На семейном портрете, который я нарисовала в детском саду, в центре листа, разукрасив цветом, я поместила своих бабушку и дедушку и добавила муху в одном углу — то был самолёт моего отца, — и корону в другом, демонстрирующую голубую кровь моей матери. Дабы развеять сомнения, на следующий день я принесла свою книгу, в которой фигурировала принцесса в горностаевом плаще верхом на белом медведе. Класс хором рассмеялся. Вернувшись домой, я бросила книгу в печку, где при 350? готовился кукурузный пирог. После того как ушли пожарные и начал рассеиваться дым, моя бабушка ударила меня с обычными выкриками — «Дрянная девчонка!», тогда как мой Попо пытался спасти меня, прежде чем она оторвёт мне голову. Сквозь икоту и сопли я рассказала своим бабушке и дедушке, что в школе меня прозвали «сиротой из Лапландии». Моя Нини в один из перепадов настроения прижала меня к своей, напоминавшей папайю, груди и заверила, что я вовсе не сирота, что у меня есть отец, бабушка и дедушка, и первый же негодяй, который отважится обидеть меня, будет иметь дело с чилийской мафией. Эта мафия состояла из неё одной, но я и Майк О`Келли боялись её настолько, что называли мою Нини Доном Корлеоне.

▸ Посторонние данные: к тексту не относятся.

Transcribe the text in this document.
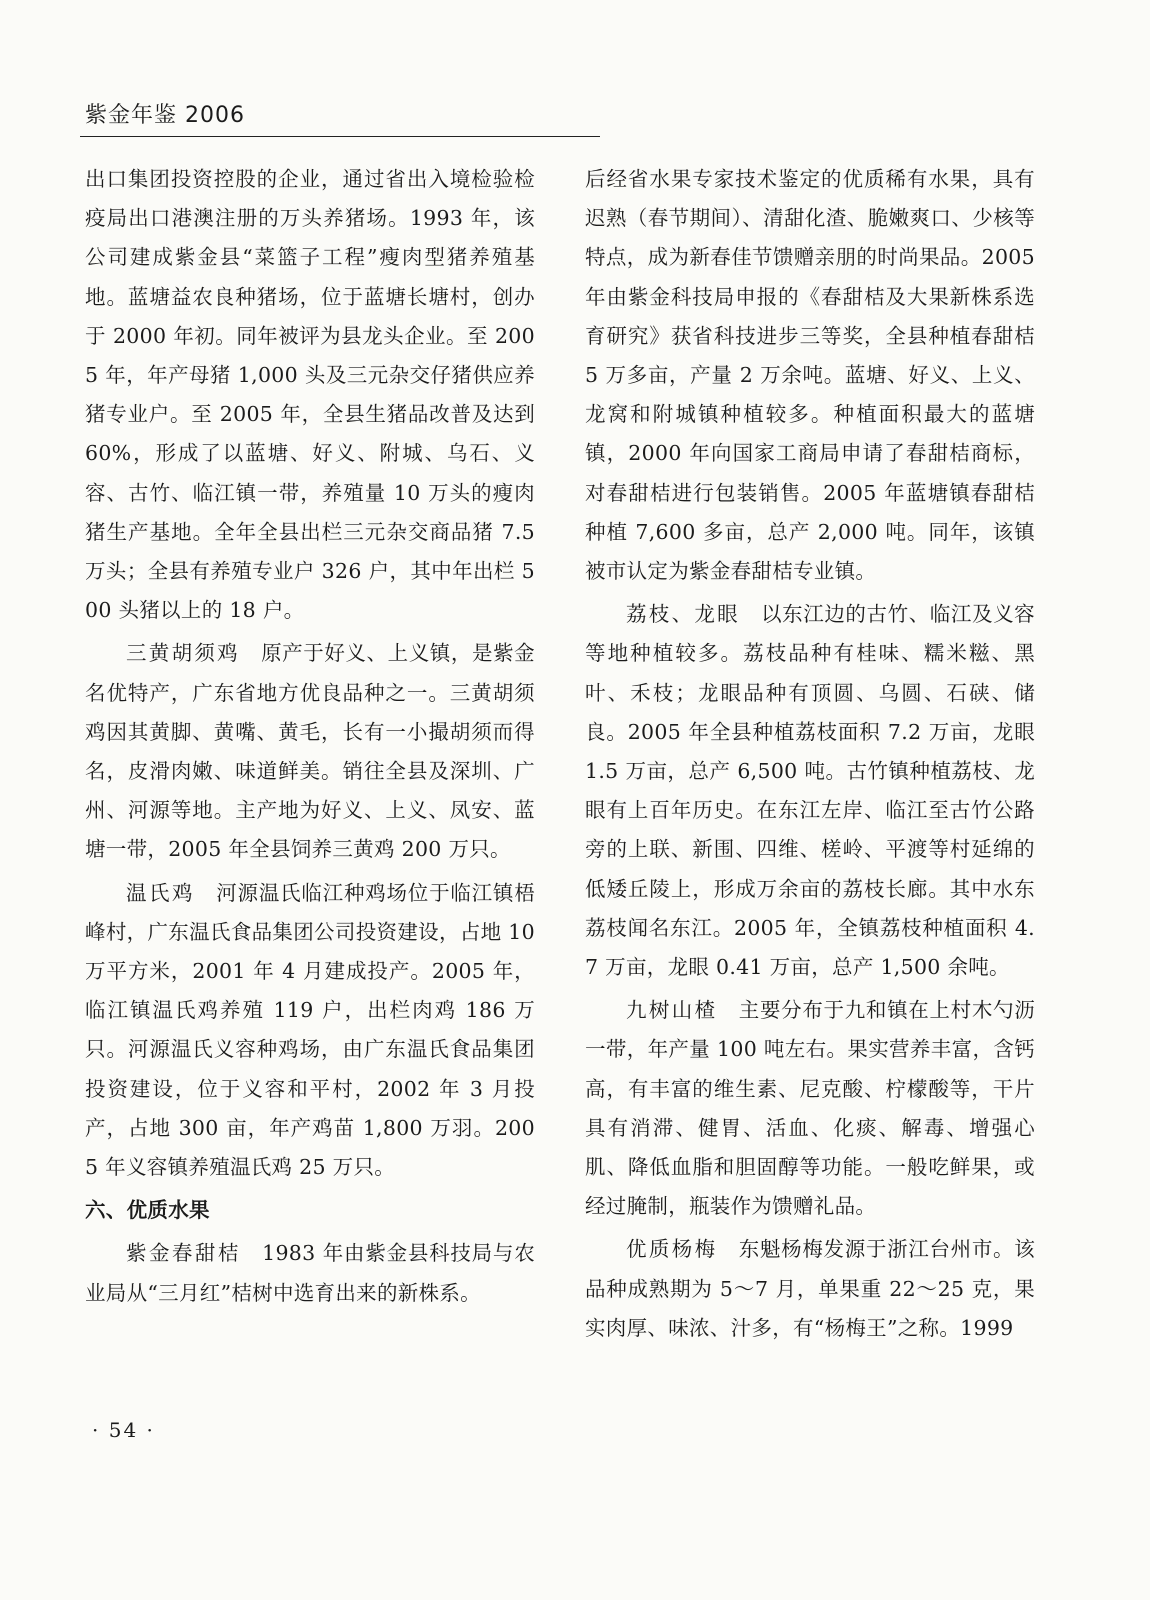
紫金年鉴 2006

出口集团投资控股的企业，通过省出入境检验检疫局出口港澳注册的万头养猪场。1993 年，该公司建成紫金县“菜篮子工程”瘦肉型猪养殖基地。蓝塘益农良种猪场，位于蓝塘长塘村，创办于 2000 年初。同年被评为县龙头企业。至 2005 年，年产母猪 1,000 头及三元杂交仔猪供应养猪专业户。至 2005 年，全县生猪品改普及达到 60%，形成了以蓝塘、好义、附城、乌石、义容、古竹、临江镇一带，养殖量 10 万头的瘦肉猪生产基地。全年全县出栏三元杂交商品猪 7.5 万头；全县有养殖专业户 326 户，其中年出栏 500 头猪以上的 18 户。

三黄胡须鸡　 原产于好义、上义镇，是紫金名优特产，广东省地方优良品种之一。三黄胡须鸡因其黄脚、黄嘴、黄毛，长有一小撮胡须而得名，皮滑肉嫩、味道鲜美。销往全县及深圳、广州、河源等地。主产地为好义、上义、凤安、蓝塘一带，2005 年全县饲养三黄鸡 200 万只。

温氏鸡　 河源温氏临江种鸡场位于临江镇梧峰村，广东温氏食品集团公司投资建设，占地 10 万平方米，2001 年 4 月建成投产。2005 年，临江镇温氏鸡养殖 119 户，出栏肉鸡 186 万只。河源温氏义容种鸡场，由广东温氏食品集团投资建设，位于义容和平村，2002 年 3 月投产，占地 300 亩，年产鸡苗 1,800 万羽。2005 年义容镇养殖温氏鸡 25 万只。

六、优质水果

紫金春甜桔　 1983 年由紫金县科技局与农业局从“三月红”桔树中选育出来的新株系。

后经省水果专家技术鉴定的优质稀有水果，具有迟熟（春节期间）、清甜化渣、脆嫩爽口、少核等特点，成为新春佳节馈赠亲朋的时尚果品。2005 年由紫金科技局申报的《春甜桔及大果新株系选育研究》获省科技进步三等奖，全县种植春甜桔 5 万多亩，产量 2 万余吨。蓝塘、好义、上义、龙窝和附城镇种植较多。种植面积最大的蓝塘镇，2000 年向国家工商局申请了春甜桔商标，对春甜桔进行包装销售。2005 年蓝塘镇春甜桔种植 7,600 多亩，总产 2,000 吨。同年，该镇被市认定为紫金春甜桔专业镇。

荔枝、龙眼　 以东江边的古竹、临江及义容等地种植较多。荔枝品种有桂味、糯米糍、黑叶、禾枝；龙眼品种有顶圆、乌圆、石硖、储良。2005 年全县种植荔枝面积 7.2 万亩，龙眼 1.5 万亩，总产 6,500 吨。古竹镇种植荔枝、龙眼有上百年历史。在东江左岸、临江至古竹公路旁的上联、新围、四维、槎岭、平渡等村延绵的低矮丘陵上，形成万余亩的荔枝长廊。其中水东荔枝闻名东江。2005 年，全镇荔枝种植面积 4.7 万亩，龙眼 0.41 万亩，总产 1,500 余吨。

九树山楂　 主要分布于九和镇在上村木勺沥一带，年产量 100 吨左右。果实营养丰富，含钙高，有丰富的维生素、尼克酸、柠檬酸等，干片具有消滞、健胃、活血、化痰、解毒、增强心肌、降低血脂和胆固醇等功能。一般吃鲜果，或经过腌制，瓶装作为馈赠礼品。

优质杨梅　 东魁杨梅发源于浙江台州市。该品种成熟期为 5～7 月，单果重 22～25 克，果实肉厚、味浓、汁多，有“杨梅王”之称。1999

· 54 ·
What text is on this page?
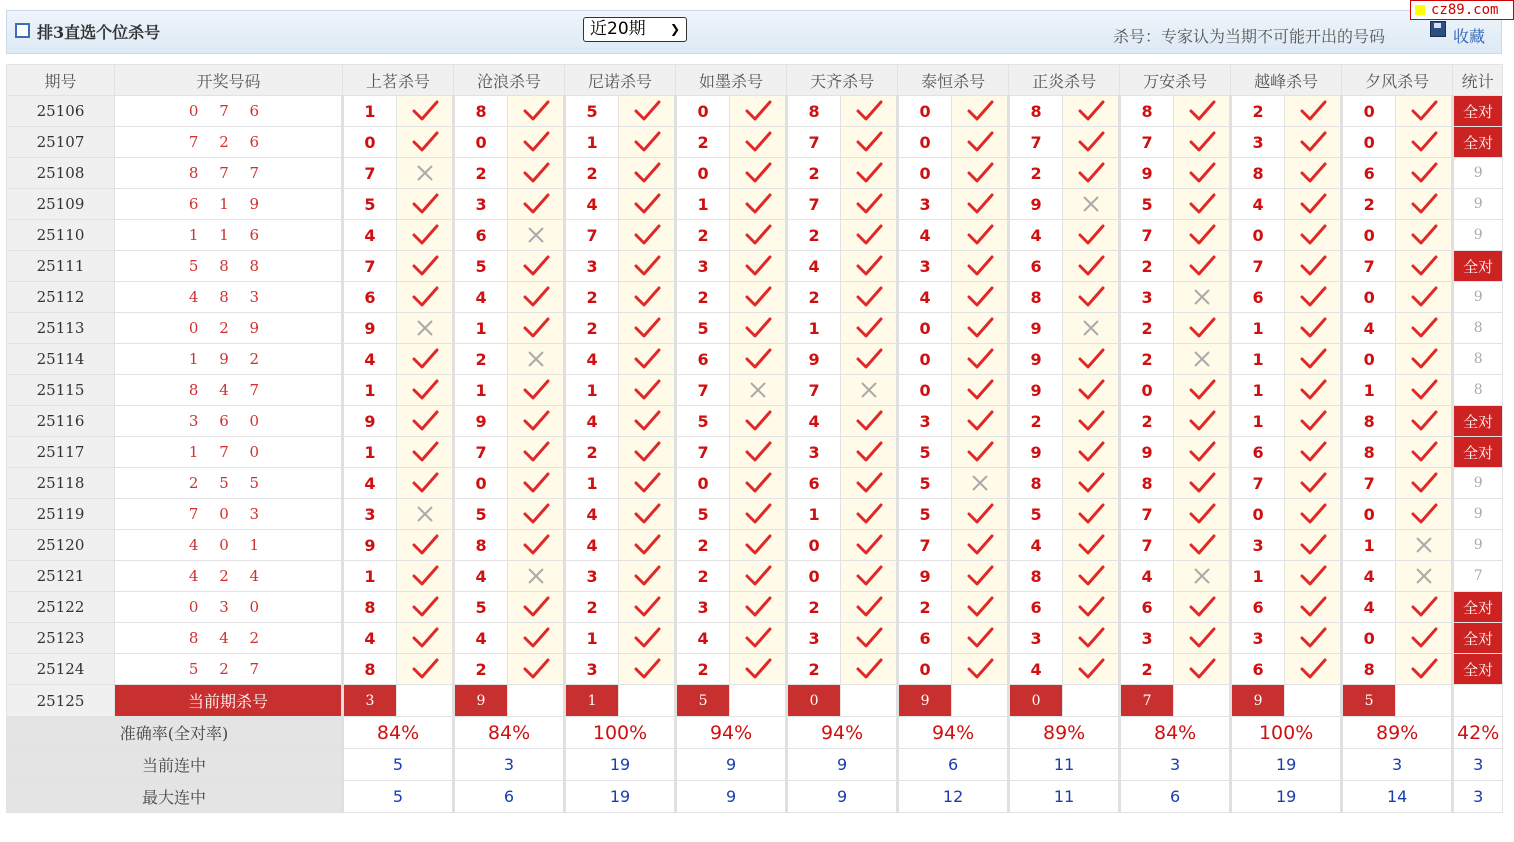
排3直选个位杀号	近20期 ❯	杀号：专家认为当期不可能开出的号码	收藏
cz89.com
期号	开奖号码	上茗杀号		沧浪杀号		尼诺杀号		如墨杀号		天齐杀号		泰恒杀号		正炎杀号		万安杀号		越峰杀号		夕风杀号		统计
25106	0 7 6	1		8		5		0		8		0		8		8		2		0		全对
25107	7 2 6	0		0		1		2		7		0		7		7		3		0		全对
25108	8 7 7	7		2		2		0		2		0		2		9		8		6		9
25109	6 1 9	5		3		4		1		7		3		9		5		4		2		9
25110	1 1 6	4		6		7		2		2		4		4		7		0		0		9
25111	5 8 8	7		5		3		3		4		3		6		2		7		7		全对
25112	4 8 3	6		4		2		2		2		4		8		3		6		0		9
25113	0 2 9	9		1		2		5		1		0		9		2		1		4		8
25114	1 9 2	4		2		4		6		9		0		9		2		1		0		8
25115	8 4 7	1		1		1		7		7		0		9		0		1		1		8
25116	3 6 0	9		9		4		5		4		3		2		2		1		8		全对
25117	1 7 0	1		7		2		7		3		5		9		9		6		8		全对
25118	2 5 5	4		0		1		0		6		5		8		8		7		7		9
25119	7 0 3	3		5		4		5		1		5		5		7		0		0		9
25120	4 0 1	9		8		4		2		0		7		4		7		3		1		9
25121	4 2 4	1		4		3		2		0		9		8		4		1		4		7
25122	0 3 0	8		5		2		3		2		2		6		6		6		4		全对
25123	8 4 2	4		4		1		4		3		6		3		3		3		0		全对
25124	5 2 7	8		2		3		2		2		0		4		2		6		8		全对
25125	当前期杀号	3		9		1		5		0		9		0		7		9		5		
准确率(全对率)		84%		84%		100%		94%		94%		94%		89%		84%		100%		89%		42%
当前连中		5		3		19		9		9		6		11		3		19		3		3
最大连中		5		6		19		9		9		12		11		6		19		14		3
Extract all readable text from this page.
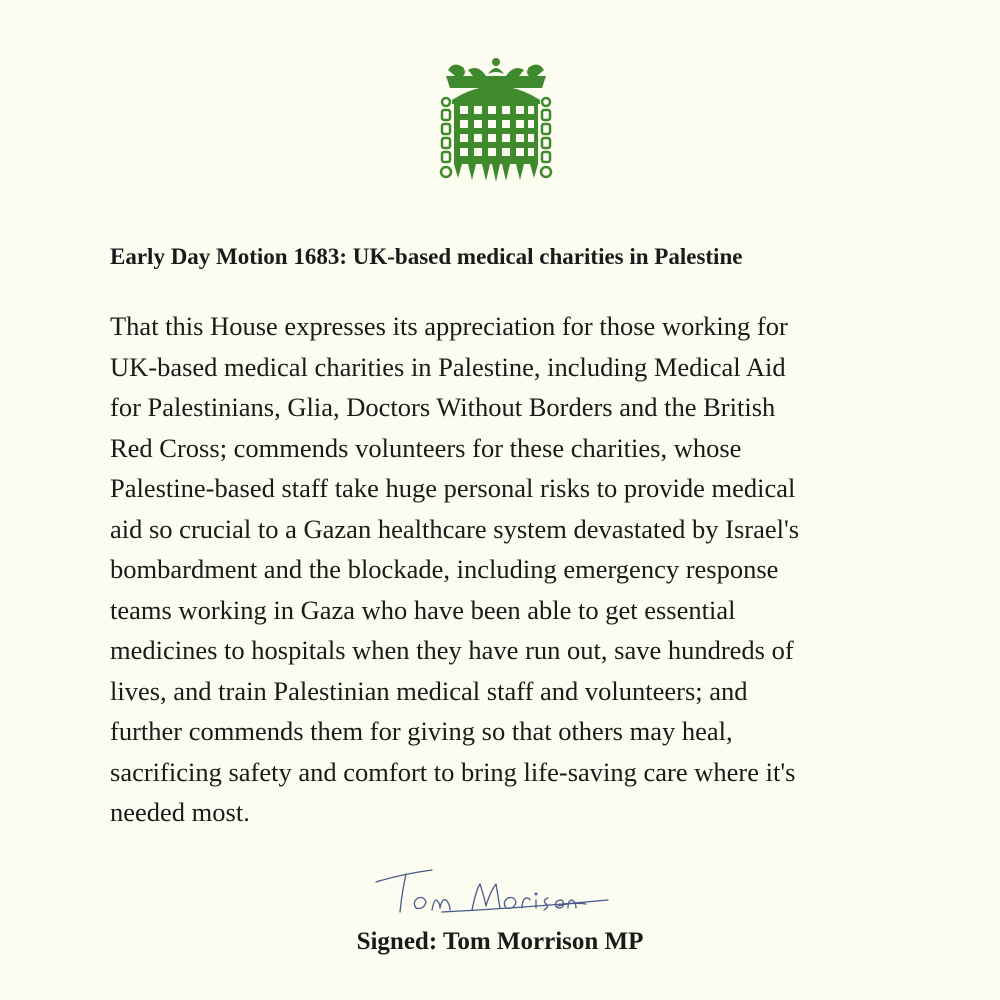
Early Day Motion 1683: UK-based medical charities in Palestine

That this House expresses its appreciation for those working for
UK-based medical charities in Palestine, including Medical Aid
for Palestinians, Glia, Doctors Without Borders and the British
Red Cross; commends volunteers for these charities, whose
Palestine-based staff take huge personal risks to provide medical
aid so crucial to a Gazan healthcare system devastated by Israel's
bombardment and the blockade, including emergency response
teams working in Gaza who have been able to get essential
medicines to hospitals when they have run out, save hundreds of
lives, and train Palestinian medical staff and volunteers; and
further commends them for giving so that others may heal,
sacrificing safety and comfort to bring life-saving care where it's
needed most.

Signed: Tom Morrison MP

Бабушка с дедушкой забрали меня из детского сада и некоторое время обучали дома основам раскрашивания картинок и изготовлению пластилиновых червей, пока мой отец не вернулся из одной из своих поездок и не решил, что мне нужны отношения более подходящие для моего возраста — в дополнение к наркоманам Майка О`Келли, безвольным хиппи и беспощадным феминисткам, с которыми часто общалась моя бабушка. Новая школа состояла из двух старинных домов, соединённых крытым мостом на втором этаже, являвшимся архитектурным вызовом, — причём, казалось, будто само здание висит в воздухе из-за своей кривизны, подобно куполам соборов, как объяснил мне мой Попо, хотя я и не спрашивала его об этом. Они обучали по экспериментальной итальянской системе образования, по которой мы, ученики, делали всё, что хотели, в классах не было досок и парт, мы сидели на полу, учительницы не носили лифчики и сменную обувь, и каждая преподавала в своём собственном ритме. Возможно, мой папа предпочёл бы военную школу, но он не вмешивался в решение бабушки и дедушки, так как в данном случае они бы имели дело с моими учителями и помогали бы мне с домашними заданиями.